Shadows of the Highridge is born of dual inspirations: Tremors (yes, that cult classic with Kevin Bacon) and Cry the Beloved Country (Alan Paton would probably cry anew to see this amalgamation). The principal mystery in Into the Nanten, Brin Salisir, is a secondary but vital character within Shadows of the Highridge. A standalone fantasy horror featuring intelligent, murderous worms and some very inconvenient soldiers, Shadows of the Highridge can be read on its own, but it’s also a great way to delve a little deeper into the Nanten.
It’s a short fun read, and while you’re waiting for it to download (or get shipped to you) let me know in the comments one of two things: 1) What combination of inspirations do you think made the original creators cringe to see? 2) What’s one of the weirdest things that’s ever happened to you while traveling?

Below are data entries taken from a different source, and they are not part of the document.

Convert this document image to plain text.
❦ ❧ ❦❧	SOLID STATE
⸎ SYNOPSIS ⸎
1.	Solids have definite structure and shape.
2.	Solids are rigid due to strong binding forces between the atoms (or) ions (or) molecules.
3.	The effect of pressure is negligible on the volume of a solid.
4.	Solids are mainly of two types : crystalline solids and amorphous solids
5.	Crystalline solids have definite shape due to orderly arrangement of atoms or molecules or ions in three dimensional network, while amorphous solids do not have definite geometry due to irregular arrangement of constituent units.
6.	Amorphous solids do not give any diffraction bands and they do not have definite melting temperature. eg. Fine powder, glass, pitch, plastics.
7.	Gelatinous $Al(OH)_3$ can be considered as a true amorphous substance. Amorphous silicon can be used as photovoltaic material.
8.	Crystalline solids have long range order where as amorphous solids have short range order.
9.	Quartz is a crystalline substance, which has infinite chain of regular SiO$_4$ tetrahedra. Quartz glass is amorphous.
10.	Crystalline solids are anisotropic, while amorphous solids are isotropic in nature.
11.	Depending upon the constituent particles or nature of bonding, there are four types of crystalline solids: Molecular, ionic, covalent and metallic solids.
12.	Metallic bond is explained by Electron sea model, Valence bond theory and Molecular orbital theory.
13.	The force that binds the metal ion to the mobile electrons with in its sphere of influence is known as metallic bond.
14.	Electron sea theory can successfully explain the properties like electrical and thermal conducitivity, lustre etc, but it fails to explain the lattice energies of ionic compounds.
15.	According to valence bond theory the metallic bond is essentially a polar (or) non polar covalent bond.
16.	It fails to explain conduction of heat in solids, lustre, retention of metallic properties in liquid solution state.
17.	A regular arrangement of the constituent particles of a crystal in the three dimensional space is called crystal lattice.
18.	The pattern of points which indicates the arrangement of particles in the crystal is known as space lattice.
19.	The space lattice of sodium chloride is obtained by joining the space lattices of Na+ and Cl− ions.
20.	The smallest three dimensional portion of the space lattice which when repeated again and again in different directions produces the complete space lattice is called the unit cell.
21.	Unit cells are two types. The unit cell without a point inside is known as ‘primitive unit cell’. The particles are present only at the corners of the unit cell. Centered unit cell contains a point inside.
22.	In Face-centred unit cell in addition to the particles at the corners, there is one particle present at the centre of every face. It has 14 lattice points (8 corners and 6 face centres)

Mere miles away, Vanig’s search for water to revive his farm is cut short when soldiers arrive bearing dark news of disaster striking farms throughout the region – and they suspect he is the root cause of it all. Those suspicions spike when a disheveled warrior appears hundreds of miles from home and takes Vanig hostage.
Death looms in the shadows of the Highridge.
Enjoy an excerpt:
Tolly had never run so hard. The house was so far off. How could she make it?
The certainty grew within her: Time was short. Why was she so sure? She could feel the panic rise.
“Tolly!” Nym was chasing her. “Come back!”
No, she thought. Bring them this way! But her lungs were already burning. She couldn’t yell any more. All she could do was run. Please, Nym, just listen.
“Little sister!” A Truan hand heard the commotion and came running from the other side of the house. “Little sister, stop! Kanda says it is not safe!”
Get out of my way, she wanted to yell. Run with me. But all of her air was spent on sprinting. The man was closing on her. She would have to dodge him somehow. She couldn’t let him stop her. He was ten feet away. Then the ground exploded beneath him.
Tolly fell, skidding to a halt as her skirts flew up around her. Scrapes burned along her thighs and up her backside. She heard screams behind her. The dust obscured her view. And then, through falling earth, she saw half of the Truan’s body thrown into the air by a tower of dirt.
No, not dirt, it was living. A snake. A worm. The monster was thicker than ten men standing together and jutted out of the ground twice as high. Three massive jawbones worked separately to hold the torso of the Truan in place. Whatever was happening within the mouth, Tolly didn’t want to see it.
About the Author:
Paris will always have a place in Jay’s heart; he lived in France for two years, but he’s currently working in the US as a consultant on electronic medical records. Basically, he lives on planes.
Jay has a background in design and video production which have been instrumental in his self-publishing endeavors. Jay was telling stories from an early age, and latched on to video as soon as he discovered he could borrow people’s cameras. The stories that would one day become the Vitalis Chronicles began to take form in Jay’s head as movie ideas while he was still in college, and he began writing them down when he realized that they might make good books as well as films (and that if he died in Africa, there would be nothing left to prove they ever existed). He started writing White Shores in May of 2010 and finished on Christmas day of that year in Applesbosch, South Africa.